La Société espagnole de bienfaisance de Casablanca aide les Espagnols dans le besoin

“La Bene” célèbre 65 ans de solidarité espagnole au Maroc

"La Bene", Casablanca, Marruecos
"La Bene", Casablanca, Maroc

Ils se retrouvent tous les lundis pour déjeuner et se remémorer la ville de leur enfance : Casablanca. On y parle espagnol et français, mais aussi dariya, l'arabe dialectal marocain. Aujourd'hui, il y a de la paella. Teresa Pol Riera est l'une des 20 personnes qui participent régulièrement à l'événement hebdomadaire organisé par "La Bene" à son siège au centre de Casablanca, dans le quartier Gauthier.

Teresa est très reconnaissante à la Sociedad Española de Beneficencia de Casablanca (La Bene, comme tout le monde la connaît) pour son travail d'aide aux Espagnols vivant au Maroc dans le besoin. Elle est née à Barcelone et est arrivée au Maroc dans les années 1960. Elle a vécu dans plusieurs villes du pays, car son mari travaillait dans des barrages en tant que plongeur spécialisé, ainsi que dans différents ports marocains où il réparait des bateaux sous l'eau. Teresa n'a pas de besoin spécifique, elle est en bonne santé, mais les réunions de "La Bene" animent sa vie sociale parmi les Espagnols.

"Avec ces déjeuners hebdomadaires, on sort de la routine et on parle de tout : de l'Espagne et du Maroc", dit-elle.

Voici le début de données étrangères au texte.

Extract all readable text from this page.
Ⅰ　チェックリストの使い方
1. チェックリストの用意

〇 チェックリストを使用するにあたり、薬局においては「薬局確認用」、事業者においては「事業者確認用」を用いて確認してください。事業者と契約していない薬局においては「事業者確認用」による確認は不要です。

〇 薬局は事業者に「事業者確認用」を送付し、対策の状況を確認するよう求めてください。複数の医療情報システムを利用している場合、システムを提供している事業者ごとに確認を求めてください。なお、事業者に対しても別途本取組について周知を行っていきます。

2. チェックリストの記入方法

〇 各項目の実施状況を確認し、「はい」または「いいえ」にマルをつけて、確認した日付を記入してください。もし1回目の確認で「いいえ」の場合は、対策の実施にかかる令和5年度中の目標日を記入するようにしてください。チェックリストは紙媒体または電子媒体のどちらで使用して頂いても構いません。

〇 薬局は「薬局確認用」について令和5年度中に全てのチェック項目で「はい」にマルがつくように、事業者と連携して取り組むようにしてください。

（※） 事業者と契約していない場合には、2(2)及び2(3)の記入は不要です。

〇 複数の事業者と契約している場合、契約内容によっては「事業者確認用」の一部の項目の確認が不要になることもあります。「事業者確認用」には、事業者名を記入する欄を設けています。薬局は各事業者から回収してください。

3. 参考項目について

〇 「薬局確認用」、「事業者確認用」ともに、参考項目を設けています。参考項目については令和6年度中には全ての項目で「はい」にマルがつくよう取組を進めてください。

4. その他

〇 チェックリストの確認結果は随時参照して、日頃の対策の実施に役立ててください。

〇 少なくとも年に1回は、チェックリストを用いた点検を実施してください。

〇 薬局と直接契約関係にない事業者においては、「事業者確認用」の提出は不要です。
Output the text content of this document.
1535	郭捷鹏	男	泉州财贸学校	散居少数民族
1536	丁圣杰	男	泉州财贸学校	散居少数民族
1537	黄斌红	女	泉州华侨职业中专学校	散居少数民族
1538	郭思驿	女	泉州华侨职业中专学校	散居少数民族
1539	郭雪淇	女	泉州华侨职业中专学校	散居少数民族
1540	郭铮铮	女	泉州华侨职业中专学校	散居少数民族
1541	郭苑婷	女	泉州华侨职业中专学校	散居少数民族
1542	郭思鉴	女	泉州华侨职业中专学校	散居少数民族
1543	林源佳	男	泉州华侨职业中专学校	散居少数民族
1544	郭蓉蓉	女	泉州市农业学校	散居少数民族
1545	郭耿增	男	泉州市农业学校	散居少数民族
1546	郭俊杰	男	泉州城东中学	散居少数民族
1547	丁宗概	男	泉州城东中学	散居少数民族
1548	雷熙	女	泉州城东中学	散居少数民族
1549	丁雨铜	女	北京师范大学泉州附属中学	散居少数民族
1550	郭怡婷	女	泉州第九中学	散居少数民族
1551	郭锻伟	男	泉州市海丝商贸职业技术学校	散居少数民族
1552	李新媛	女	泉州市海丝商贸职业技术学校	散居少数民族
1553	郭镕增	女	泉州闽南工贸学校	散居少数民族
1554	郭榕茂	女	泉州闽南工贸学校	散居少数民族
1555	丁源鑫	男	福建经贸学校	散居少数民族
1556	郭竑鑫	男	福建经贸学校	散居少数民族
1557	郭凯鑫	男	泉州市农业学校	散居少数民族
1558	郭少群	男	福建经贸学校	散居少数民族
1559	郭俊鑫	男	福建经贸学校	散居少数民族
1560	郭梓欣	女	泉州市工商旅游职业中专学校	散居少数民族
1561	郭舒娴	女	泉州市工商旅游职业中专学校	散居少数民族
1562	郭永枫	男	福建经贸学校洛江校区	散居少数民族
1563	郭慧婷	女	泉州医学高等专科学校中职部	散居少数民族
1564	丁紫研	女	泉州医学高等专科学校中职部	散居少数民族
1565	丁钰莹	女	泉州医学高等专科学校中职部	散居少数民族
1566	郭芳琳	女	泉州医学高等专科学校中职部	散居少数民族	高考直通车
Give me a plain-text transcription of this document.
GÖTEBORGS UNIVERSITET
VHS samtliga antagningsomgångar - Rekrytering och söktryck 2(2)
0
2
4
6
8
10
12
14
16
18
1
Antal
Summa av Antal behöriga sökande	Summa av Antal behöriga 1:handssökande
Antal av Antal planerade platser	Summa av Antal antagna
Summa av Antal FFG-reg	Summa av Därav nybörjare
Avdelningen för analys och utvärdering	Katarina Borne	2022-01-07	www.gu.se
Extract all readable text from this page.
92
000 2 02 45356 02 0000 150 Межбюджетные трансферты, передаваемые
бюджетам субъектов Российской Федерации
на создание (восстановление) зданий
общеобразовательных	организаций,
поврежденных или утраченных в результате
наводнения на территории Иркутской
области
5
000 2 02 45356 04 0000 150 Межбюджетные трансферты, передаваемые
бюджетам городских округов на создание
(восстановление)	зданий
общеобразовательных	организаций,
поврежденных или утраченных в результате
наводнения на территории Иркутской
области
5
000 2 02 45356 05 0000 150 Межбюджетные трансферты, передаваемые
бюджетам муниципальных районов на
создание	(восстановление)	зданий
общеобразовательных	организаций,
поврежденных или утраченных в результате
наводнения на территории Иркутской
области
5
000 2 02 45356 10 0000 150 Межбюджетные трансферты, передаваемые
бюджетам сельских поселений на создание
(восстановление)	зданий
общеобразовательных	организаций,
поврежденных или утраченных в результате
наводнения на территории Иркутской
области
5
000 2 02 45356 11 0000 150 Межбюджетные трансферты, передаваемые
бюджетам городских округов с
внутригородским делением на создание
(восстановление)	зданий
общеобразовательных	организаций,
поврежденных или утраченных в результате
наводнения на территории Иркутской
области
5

Teresa explique qu'il y a des personnes très âgées qui ne peuvent plus se déplacer facilement pour retrouver leurs amis en ville, alors ces rencontres sont comme de l'eau qui tombe du ciel. "On se retrouve avec des gens avec qui on a beaucoup de choses en commun parce qu'on vit à Casablanca depuis longtemps, et on fait beaucoup d'activités, on lit des livres et parfois on fait de la couture, ce que je sais très bien faire", ajoute-t-elle.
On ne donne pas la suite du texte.